Kendra awoke much later. She blinked, then sat up, startled, unsure for a moment where she was. The forest came slowly into focus along with the sight of Navarre standing a few feet away wearing only his leggings, his back to her. She smiled but the gesture quickly faded as she remembered the decision she had made after the last passionate ride Navarre had taken her on just before dawn.

"Navarre," she called softly. "There is something I must tell you."

"I believe you are not a witch." His voice was oddly strained and Kendra pulled her shift on, then stood and crossed quickly to his side. "But I must have an answer," he said. "I must know the truth." He turned. Both of her cameras dangled from one hand, her bag from the other, his dark brows troubled, knit together. "I have shared my secrets with you. Now it is your turn."

"Yes." Kendra bent to retrieve the rest of her clothing from the ground, keeping her eyes downcast, feeling suddenly awkward. "That's what I want to tell you-my secret. How I came to be here, and why you cannot use my gun-" he frowned at the unfamiliar word and Kendra hurried on "-the weapon I injured you with, to keep Richard from the throne of England."

She glanced up at him. Navarre handed her the cameras and folded both arms across his broad chest, his golden eyes warm, yet filled with caution.

"I am listening," he said.

Navarre sat in stunned amazement as Kendra began to weave a strange and fanciful tale of a magical wind that had swept her from the year 1997 to the year 1194. As her story progressed, his emotions ran the gamut from anger to incredulity to fascination, and at last, to astonishment.

A woman from the future.
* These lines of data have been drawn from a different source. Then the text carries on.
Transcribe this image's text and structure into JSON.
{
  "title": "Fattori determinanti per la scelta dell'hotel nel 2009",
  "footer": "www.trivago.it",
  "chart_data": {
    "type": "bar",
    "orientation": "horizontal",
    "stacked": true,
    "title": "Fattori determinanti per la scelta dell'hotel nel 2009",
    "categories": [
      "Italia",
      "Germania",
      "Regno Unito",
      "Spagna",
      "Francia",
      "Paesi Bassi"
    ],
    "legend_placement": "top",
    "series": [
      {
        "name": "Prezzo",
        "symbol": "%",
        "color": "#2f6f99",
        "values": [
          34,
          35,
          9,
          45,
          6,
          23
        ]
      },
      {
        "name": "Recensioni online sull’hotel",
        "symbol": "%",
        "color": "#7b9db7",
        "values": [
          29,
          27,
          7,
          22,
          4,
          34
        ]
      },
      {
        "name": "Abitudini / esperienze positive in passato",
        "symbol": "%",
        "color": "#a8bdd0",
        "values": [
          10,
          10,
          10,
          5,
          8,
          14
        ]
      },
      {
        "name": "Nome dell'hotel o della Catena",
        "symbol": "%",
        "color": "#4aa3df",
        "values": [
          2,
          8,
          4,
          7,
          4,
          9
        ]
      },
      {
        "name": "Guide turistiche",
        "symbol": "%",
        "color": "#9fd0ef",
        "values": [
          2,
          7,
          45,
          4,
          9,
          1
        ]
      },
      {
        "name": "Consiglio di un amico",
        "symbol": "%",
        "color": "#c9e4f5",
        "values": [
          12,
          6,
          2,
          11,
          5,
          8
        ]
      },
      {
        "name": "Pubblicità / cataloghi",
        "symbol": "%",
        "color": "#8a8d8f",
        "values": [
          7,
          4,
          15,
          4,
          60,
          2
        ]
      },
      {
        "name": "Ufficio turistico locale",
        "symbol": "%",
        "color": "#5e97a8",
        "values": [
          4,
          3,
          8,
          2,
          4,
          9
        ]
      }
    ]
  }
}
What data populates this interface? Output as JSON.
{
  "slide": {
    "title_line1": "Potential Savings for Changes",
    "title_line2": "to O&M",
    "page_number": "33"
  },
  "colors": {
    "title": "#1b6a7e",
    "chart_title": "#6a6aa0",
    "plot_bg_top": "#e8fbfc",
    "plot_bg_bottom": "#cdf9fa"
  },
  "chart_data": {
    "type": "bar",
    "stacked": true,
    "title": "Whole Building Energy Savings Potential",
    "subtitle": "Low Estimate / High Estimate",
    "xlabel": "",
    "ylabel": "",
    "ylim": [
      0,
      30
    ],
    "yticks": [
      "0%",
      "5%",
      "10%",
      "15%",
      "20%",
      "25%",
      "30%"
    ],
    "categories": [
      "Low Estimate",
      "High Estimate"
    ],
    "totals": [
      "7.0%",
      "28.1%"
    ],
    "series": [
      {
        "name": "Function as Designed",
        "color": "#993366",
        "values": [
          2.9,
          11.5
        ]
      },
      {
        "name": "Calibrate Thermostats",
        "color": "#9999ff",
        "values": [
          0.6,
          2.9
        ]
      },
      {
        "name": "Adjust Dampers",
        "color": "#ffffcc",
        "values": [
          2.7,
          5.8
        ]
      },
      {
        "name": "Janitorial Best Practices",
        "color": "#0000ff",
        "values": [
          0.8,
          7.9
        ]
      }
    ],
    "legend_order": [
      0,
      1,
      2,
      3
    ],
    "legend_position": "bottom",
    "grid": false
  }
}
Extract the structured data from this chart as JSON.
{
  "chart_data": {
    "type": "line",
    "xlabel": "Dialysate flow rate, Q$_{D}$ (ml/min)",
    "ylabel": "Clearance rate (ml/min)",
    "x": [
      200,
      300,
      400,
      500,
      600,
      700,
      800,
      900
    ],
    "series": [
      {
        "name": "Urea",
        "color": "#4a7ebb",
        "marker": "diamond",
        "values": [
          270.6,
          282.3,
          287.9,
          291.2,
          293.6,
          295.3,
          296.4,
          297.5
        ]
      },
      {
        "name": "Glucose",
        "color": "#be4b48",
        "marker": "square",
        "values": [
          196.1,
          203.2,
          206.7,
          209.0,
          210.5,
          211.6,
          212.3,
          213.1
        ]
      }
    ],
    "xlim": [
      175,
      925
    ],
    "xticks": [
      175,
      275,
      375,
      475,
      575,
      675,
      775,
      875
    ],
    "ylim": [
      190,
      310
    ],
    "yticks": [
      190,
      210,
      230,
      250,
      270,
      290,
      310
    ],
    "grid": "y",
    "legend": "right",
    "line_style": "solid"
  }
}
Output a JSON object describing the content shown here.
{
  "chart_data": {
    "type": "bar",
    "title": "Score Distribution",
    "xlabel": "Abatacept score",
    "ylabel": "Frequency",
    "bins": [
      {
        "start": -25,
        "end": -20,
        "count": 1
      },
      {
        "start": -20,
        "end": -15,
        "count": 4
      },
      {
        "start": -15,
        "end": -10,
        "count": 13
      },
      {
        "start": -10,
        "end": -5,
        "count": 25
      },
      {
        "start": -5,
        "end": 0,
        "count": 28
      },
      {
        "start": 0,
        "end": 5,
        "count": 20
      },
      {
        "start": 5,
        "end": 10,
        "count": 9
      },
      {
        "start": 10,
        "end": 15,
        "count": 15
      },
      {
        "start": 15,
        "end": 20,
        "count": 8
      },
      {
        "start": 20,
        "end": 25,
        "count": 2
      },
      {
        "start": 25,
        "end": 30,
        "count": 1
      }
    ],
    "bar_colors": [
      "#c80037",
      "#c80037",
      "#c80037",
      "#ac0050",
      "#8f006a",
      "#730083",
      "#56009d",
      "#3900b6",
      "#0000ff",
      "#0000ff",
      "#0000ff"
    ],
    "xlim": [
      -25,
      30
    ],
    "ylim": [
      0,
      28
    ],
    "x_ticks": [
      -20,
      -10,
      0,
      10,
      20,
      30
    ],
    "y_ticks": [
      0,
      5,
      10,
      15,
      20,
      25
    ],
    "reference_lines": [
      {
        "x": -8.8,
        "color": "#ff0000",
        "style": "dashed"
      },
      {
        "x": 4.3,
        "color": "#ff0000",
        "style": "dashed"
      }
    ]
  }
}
A woman caught in the forces of God and nature flung backward in time. She told him of a world where men could fly, even to touch the moon and the stars. It was impossible. It was insane. He had told her so and she had picked up one of the small gray boxes, pointed it at him, and before he could move, pushed a button. Thinking it another weapon, he expected another searing pain and jumped in reaction as a strange, soft sound, almost like a cat purring, emanated from the box, just before a square of paper shot out from the bottom of it.